The proposed rule, which the FAA released in draft form on Wednesday (Sept. 20), seeks “to limit the growth of new orbital debris and reduce the potential for collisions with spacecraft and satellites to promote a sustainable space environment,” the agency wrote in a statement on Wednesday.
Related: Taking out the trash: Here’s how private companies could be vital for space debris removal
The potential regulation would give commercial launch operators five disposal options for their upper stages (the part of the rocket that deploys the payload).

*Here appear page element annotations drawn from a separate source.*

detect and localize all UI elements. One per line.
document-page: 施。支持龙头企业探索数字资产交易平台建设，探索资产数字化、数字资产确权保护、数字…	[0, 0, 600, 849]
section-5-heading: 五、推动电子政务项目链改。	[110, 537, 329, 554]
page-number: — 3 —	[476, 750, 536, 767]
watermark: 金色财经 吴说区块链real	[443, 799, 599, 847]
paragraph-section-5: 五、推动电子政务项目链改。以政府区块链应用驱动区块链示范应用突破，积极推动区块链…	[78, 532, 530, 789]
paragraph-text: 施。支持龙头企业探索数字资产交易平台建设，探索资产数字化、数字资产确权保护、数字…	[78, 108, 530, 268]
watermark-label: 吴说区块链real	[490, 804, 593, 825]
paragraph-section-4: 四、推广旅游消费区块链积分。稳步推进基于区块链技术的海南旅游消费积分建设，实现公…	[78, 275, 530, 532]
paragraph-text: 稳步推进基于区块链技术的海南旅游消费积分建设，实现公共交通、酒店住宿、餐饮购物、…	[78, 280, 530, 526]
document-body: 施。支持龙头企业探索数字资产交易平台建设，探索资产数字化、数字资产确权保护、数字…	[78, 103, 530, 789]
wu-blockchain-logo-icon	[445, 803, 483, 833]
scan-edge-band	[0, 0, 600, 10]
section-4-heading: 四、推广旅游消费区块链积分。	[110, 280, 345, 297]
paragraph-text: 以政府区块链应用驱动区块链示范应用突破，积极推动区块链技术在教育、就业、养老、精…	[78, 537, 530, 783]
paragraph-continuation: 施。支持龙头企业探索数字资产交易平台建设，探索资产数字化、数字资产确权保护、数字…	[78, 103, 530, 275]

Those options are, in the FAA’s words:
- Conduct a controlled reentry;
- Move the upper stage to a less congested storage or graveyard orbit;
- Send the upper stage on an Earth-escape orbit;
- Retrieve the upper stage (called active debris removal) within five years; or
- Perform an uncontrolled atmospheric disposal.
If companies opt to let their upper stages fall uncontrolled from low Earth orbit, they’ll have 25 years for that to happen, according to the draft rule, which you can read here. But it leaves open a more accelerated timeline.
“Given that the entire mission lifetime of upper stages and their components is quite short, and spent upper stages pose a significant risk of debris propagation the longer they are in orbit, it may be appropriate to have a shorter disposal timeline of 5 years or another time period less than 25 years,” the proposed rule states.
“Shortening the removal deadline would decrease the risk of orbital debris causing damage to spacecraft, which could create more debris, shorten another spacecraft’s mission or endanger the lives of human spaceflight participants,” it adds.
Such regulations would help mitigate the threat from space junk, which is already considerable, given how crowded Earth orbit is getting.
“As of July 2023, the number of orbital objects sized 10 cm [4 inches] or greater is estimated to be over 23,000,” the FAA wrote in the Wednesday statement. “Recent debris projections estimate a total of one-half million objects sized between 1 and 10 cm [0.4 to 4 inches] on orbit, and over 100 million objects larger than 1 mm.”
The proposed rule will be published in the Federal Register in the next few days. That milestone will kick off a 90-day public comment period, FAA officials said.